In the years since the city implemented the no-wake zone, boaters who are regulars at the dipnet fishery have gotten better about anticipating it, Ezell said. Often, officers will simply issue warnings when they come upon vessels not obeying the rules. Officers can hand out citations from the boat, but those are usually reserved for repeat offenders, Ezell said.
“If we’ve contacted them multiple times during the day, then usually we’ll give them a citation,” she said. “If not, if it’s kind of a one-and-done, then we usually just go with a verbal warning.”
Boaters are generally unaware they are in the no-wake zone rather than intentionally ignoring it, Prior said. Eager dipnetters are focused on looking around the river for good spots and other boats on the move, Prior said, so they sometimes don’t spot the buoys that signal the zone’s perimeter.
Cracking down on the no-wake zone not only helps alleviate some of the erosion the banks undergo but is also a matter of public safety, Prior said. It doesn’t take a very large wake to capsize one of the smaller boats zipping in and out between the others, especially during low tide, Prior said.
“You’ve got a narrow lane, and you’ve got a hundred and some boats that are out here,” he said. “There’s only so much room for them, and it doesn’t take much of a wake for those small ones.”
It is important for dipnetters to heed the weight limit for their vessels, whether they be large or small, Prior said. An overloaded boat increases the chances of capsizing.
Both larger fishing vessels and smaller boats clog the river and its mouth throughout the personal use fishery each July, and they all have to share space with the even larger commercial fishing vessels. Knowing how to share the space can be complicated, Prior said.
“They’re coming up the river like this to go to their moorings, too,” he said of commercial fishing boats. “And a big boat makes a big wake — I mean, that’s just all there is to it. And when it’s a lower tide, there’s not as much room for them to go, but they still need to get up to their mooring, you know, so everybody needs to kind of work with each other.”

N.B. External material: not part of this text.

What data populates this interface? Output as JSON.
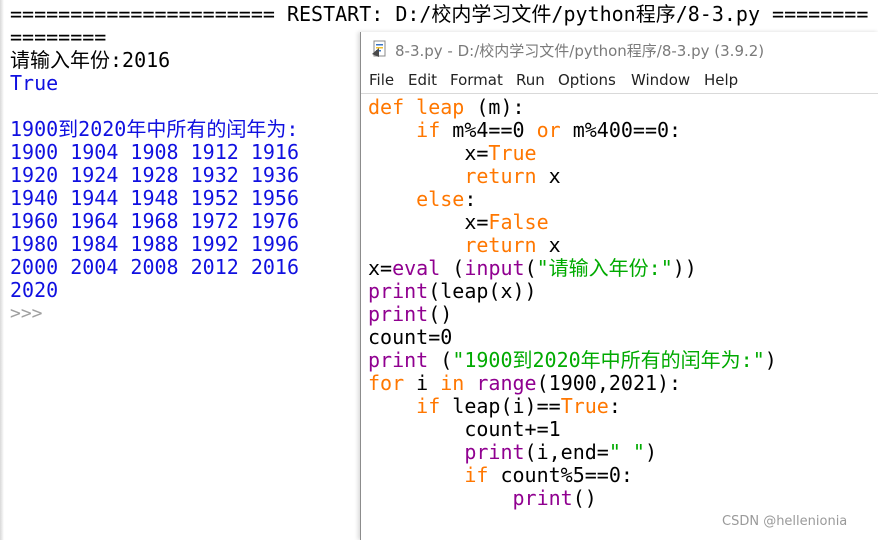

Members of the Kenai Fire and Kenai Police Departments responded to a small capsized boat the morning of the no-wake patrol, the first one Prior said he knows of this dipnet season. It went down after taking on water from a wake, and all four occupants had to be towed, uninjured, back to shore along with the 18-foot low boat. On Friday, Kenai Fire, Kenai Police and the U.S. Coast Guard helped out another capsized vessel carrying three people, who were saved by a neighboring boat and towed around by Kenai Fire’s patrol boat until their vessel could be bailed out.
“Even these guys, they’re in a race to get back up to their spot,” Prior said. “So the personal use guys don’t realize every time that they’re going up, they’re creating a big wake that stresses the mooring buoys of the commercial fishermen too, so, you know, it’s a give and take with each other. If there’s anything that’s a benefit for either side … the slower they go, either one of them, the better they’re going to be — more courteous for each other.”